President Trump wants the GOP to become the party of health care — read: to try again to replace the Affordable Care Act with a Republican scheme — but his usually compliant enablers in Congress have no interest in that. At least not now.
Why? Well, for starters, some learned from the shellacking they took in the 2018 midterms. But other congressional Republicans probably also comprehend a reality the president chooses to ignore. That is, despite Trump’s repeated promises to provide health care that covered everyone and was “far less expensive and far better” than Obamacare, the chances of that are next to nil.
“It is total nonsense,” says Phil Johnston, New England administrator of the US Department of Health and Human Services under Bill Clinton and former Massachusetts secretary of human services. “You can do one or the other, but not both.” Not, that is, without adding billions of dollars in government subsidies or dropping lots of people from the insurance rolls.
Here’s why: Health insurance premiums reflect a complex calculation based on the cost of various medical services and procedures and the best estimate of the number of times those will be performed across the group of people that make up an insurance risk pool. (In Massachusetts, that determination accounts for 90 cents of every premium dollar, with the rest going for plan administration, taxes, and assessments.)
You can’t simply alter that math by decree.
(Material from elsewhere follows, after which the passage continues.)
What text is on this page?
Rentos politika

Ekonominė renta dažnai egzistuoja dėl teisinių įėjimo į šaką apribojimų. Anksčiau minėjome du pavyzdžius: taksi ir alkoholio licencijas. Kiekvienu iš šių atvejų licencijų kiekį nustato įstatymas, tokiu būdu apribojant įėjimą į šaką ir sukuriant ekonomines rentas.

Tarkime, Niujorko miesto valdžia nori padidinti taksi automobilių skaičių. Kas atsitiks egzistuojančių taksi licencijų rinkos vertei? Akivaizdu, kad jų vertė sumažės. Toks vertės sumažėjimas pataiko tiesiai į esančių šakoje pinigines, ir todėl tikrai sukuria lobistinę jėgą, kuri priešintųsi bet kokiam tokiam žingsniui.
So how can you lower premiums? One way is by narrowing the list of medical procedures insurance carriers must cover. That’s the approach the Trump administration has taken in pushing high-deductible limited-coverage short-term plans, notes John McDonough, professor of public health practice at Harvard’s T.H. Chan School of Public Health.
Certainly if insurers no longer must cover, say, treatment for recurrent cancer or chronic kidney problems, the cost of a health insurance plan would be comparatively less. Oh, but they would never do that, you say. OK, then let’s use a different example. Assume insurers weren’t required to cover obstetrics or knee replacements; if so, the price of health insurance would be relatively lower. But if you are or plan to become pregnant or need to have a knee replaced, your coverage couldn’t be called “far better” than ACA plans.
But let’s return for a moment to treatment for recurrent cancer or chronic kidney problems. Not so very long ago — that is, pre-ACA — coverage for either might well have been excluded if an insurer could argue the cancer or the kidney problems were preexisting conditions – that is, that they predated a person’s coverage by that insurer. Anyone willing to argue that was better coverage?
Another way to make health insurance cheaper for the average reasonably healthy purchaser is by limiting an insurer’s financial responsibility for sicker, higher-cost patients. With those expenses reduced, premiums for everyone else would decline. But some sort of public subsidy would then be required to provide those high-cost patients with coverage they could afford. So while the full cost of caring for those patients would no longer be factored into insurance premiums, they wouldn’t disappear. They would simply be shifted onto taxpayers.
One favorite GOP proposal is to transform Medicaid into block grants for the states and then leave it to them to devise health care solutions for low-income citizens. That would save the federal government money over time, but would probably force states to (1) come up with more money of their own or (2) reduce the quality of their Medicaid programs or (3) limit the number of people they cover.
There just isn’t, then, any way to bring about the much better, much less expensive health care Trump has promised. That was made abundantly clear during the GOP’s unsuccessful 2017 effort to repeal and replace Obamacare. Congressional Republican aren’t going to take the matter up again before the 2020 elections. But make no mistake: Given the right opportunity, they’ll be right back at it in 2021.